Objectives & Background A paediatric code red (massive haemorrhage) call is rare but when it does happen, it needs to be performed correctly. In our major trauma centre, our adult emergency department (ED) teams have regular code red calls and have thus fine-tuned the process. We used a series of in-situ high-fidelity simulation to improve how we practically managed a paediatric code red in our ED.

Methods A paediatric code red trauma scenario was delivered using high-fidelity simulation. 3 sessions were delivered over 9 months in our paediatric ED with immediate debriefing of the team and observers.

Results There were >20 members of the multidisciplinary team (MDT) at each session. The key concerns identified from debriefing were acted upon. These included.

▸ Communication: problems in the bleep system were identified. One key change is that the radiology registrar now holds a bleep to attend these calls. There is poor network coverage in the hospital for mobile phones and there is now an on-going discussion about the need for more portable phones. The team members on the switchboard list were identified and amended to be specific for a paediatric call.

▸ Team work: aide memoires with key tasks for each of the paediatric trauma team member were adapted from the adult cards

▸ Equipment: a mobile paediatric code red trolley was commissioned by the anaesthetic team to address the repeated questions about which trauma lines were available for younger children.

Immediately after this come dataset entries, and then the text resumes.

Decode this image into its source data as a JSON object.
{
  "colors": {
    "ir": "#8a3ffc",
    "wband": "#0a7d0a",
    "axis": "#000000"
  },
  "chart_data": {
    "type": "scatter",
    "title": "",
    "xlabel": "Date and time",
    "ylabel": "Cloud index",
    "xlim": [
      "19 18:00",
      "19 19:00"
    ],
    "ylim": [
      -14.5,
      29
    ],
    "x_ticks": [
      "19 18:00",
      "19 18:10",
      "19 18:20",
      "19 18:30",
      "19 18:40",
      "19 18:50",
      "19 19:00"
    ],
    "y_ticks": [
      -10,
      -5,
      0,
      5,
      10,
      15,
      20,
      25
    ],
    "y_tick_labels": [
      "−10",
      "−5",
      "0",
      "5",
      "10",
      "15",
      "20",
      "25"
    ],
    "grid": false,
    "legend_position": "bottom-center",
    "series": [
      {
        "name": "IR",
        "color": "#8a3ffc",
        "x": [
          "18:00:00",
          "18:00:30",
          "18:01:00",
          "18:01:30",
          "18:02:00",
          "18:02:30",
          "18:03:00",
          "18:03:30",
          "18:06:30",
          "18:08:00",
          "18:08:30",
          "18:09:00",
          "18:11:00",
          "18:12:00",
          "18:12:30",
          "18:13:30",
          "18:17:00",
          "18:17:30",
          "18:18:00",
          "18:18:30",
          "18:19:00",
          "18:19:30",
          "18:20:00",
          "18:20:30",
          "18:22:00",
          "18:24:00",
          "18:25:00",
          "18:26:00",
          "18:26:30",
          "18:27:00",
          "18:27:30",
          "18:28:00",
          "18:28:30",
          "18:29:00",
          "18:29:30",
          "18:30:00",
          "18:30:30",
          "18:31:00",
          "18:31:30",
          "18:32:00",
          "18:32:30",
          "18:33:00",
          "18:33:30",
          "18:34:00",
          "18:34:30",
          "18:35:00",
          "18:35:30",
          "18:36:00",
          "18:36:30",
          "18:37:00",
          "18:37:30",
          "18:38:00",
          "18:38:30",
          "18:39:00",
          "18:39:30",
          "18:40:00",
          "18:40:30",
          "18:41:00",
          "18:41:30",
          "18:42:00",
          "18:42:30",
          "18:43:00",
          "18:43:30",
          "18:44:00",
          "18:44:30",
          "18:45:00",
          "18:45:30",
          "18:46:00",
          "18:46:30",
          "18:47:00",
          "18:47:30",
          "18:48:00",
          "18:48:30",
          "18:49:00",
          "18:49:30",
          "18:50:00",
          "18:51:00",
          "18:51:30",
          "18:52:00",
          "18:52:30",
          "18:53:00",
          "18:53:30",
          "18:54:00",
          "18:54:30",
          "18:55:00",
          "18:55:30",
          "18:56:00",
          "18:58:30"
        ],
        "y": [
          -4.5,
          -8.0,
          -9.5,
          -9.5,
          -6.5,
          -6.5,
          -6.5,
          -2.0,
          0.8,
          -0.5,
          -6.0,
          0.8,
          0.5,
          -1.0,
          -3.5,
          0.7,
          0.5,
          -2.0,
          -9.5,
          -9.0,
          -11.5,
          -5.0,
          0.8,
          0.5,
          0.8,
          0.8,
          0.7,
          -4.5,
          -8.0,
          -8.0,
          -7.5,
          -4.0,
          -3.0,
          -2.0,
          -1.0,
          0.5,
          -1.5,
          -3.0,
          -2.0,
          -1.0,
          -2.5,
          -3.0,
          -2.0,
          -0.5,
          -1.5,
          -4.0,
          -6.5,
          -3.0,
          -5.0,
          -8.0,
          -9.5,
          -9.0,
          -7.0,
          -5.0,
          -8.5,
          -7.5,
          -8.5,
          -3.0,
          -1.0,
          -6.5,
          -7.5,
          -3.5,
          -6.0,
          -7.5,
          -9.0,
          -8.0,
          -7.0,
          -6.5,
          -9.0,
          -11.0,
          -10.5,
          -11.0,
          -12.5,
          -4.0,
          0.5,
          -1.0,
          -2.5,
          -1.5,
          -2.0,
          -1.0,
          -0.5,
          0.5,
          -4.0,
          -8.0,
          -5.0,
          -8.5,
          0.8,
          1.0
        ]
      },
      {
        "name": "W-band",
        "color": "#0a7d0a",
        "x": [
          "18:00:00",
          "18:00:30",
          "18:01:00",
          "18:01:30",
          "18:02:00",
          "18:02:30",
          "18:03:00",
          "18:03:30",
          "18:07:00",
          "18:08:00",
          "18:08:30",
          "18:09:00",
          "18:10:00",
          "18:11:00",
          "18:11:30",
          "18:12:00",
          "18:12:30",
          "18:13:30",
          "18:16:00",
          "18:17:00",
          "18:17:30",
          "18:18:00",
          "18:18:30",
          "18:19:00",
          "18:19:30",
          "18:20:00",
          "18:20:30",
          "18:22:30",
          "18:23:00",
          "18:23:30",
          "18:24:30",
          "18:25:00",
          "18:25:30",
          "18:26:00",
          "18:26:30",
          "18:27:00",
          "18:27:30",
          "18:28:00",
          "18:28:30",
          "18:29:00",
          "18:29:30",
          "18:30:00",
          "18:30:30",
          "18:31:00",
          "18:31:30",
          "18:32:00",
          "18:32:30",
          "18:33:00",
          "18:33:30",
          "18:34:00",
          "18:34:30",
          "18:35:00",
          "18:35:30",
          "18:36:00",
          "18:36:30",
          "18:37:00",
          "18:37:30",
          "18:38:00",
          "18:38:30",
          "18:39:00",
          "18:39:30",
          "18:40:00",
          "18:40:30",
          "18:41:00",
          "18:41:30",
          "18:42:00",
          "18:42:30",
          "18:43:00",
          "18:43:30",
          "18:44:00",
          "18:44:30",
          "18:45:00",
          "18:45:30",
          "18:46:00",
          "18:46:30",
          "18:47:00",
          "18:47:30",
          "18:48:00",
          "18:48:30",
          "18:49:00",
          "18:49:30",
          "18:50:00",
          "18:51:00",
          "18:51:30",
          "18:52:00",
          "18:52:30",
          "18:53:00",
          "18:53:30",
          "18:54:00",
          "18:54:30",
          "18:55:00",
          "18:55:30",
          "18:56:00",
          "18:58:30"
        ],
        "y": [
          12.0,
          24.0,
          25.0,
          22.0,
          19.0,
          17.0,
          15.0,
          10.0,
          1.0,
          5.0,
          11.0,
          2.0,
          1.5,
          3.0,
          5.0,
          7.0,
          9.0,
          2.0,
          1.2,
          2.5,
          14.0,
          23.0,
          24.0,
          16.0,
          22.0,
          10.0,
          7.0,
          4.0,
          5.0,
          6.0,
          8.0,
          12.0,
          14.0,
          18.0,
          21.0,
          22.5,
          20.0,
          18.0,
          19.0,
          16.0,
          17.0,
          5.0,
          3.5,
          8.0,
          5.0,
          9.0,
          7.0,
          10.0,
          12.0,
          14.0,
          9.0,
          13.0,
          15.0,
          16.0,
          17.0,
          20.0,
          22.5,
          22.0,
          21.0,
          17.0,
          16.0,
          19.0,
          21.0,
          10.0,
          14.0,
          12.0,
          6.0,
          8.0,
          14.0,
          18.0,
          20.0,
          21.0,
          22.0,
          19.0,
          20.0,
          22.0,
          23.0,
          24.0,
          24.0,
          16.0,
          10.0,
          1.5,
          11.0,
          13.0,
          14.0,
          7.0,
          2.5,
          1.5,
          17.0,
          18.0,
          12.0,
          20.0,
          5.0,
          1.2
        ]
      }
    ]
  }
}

▸ Training: gaps in knowledge for the MDT were acted upon, including increased frequency of Belmont training for the paediatric nurses. The general paediatric doctors now have a trauma specific workshop to understand their roles and trauma terminology included in their regular teaching program.

▸ Major issues were reported via our DATIX system which helped efficiently deliver on some of the changes. Action and learning points were communicated with the leads for all the relevant departments via email. Debriefing sessions also gave the MDT an opportunity to identify different members of the team and open doors for other discussions.

Conclusion The simulation and debriefing sessions were key to identifying gaps and in improving the process of managing a paediatric code red by our trauma teams. We worked successfully with our simulation department and these sessions have been set up to continue running to ensure all new teams will benefit from managing this rare event and to continue to fine-tune the process.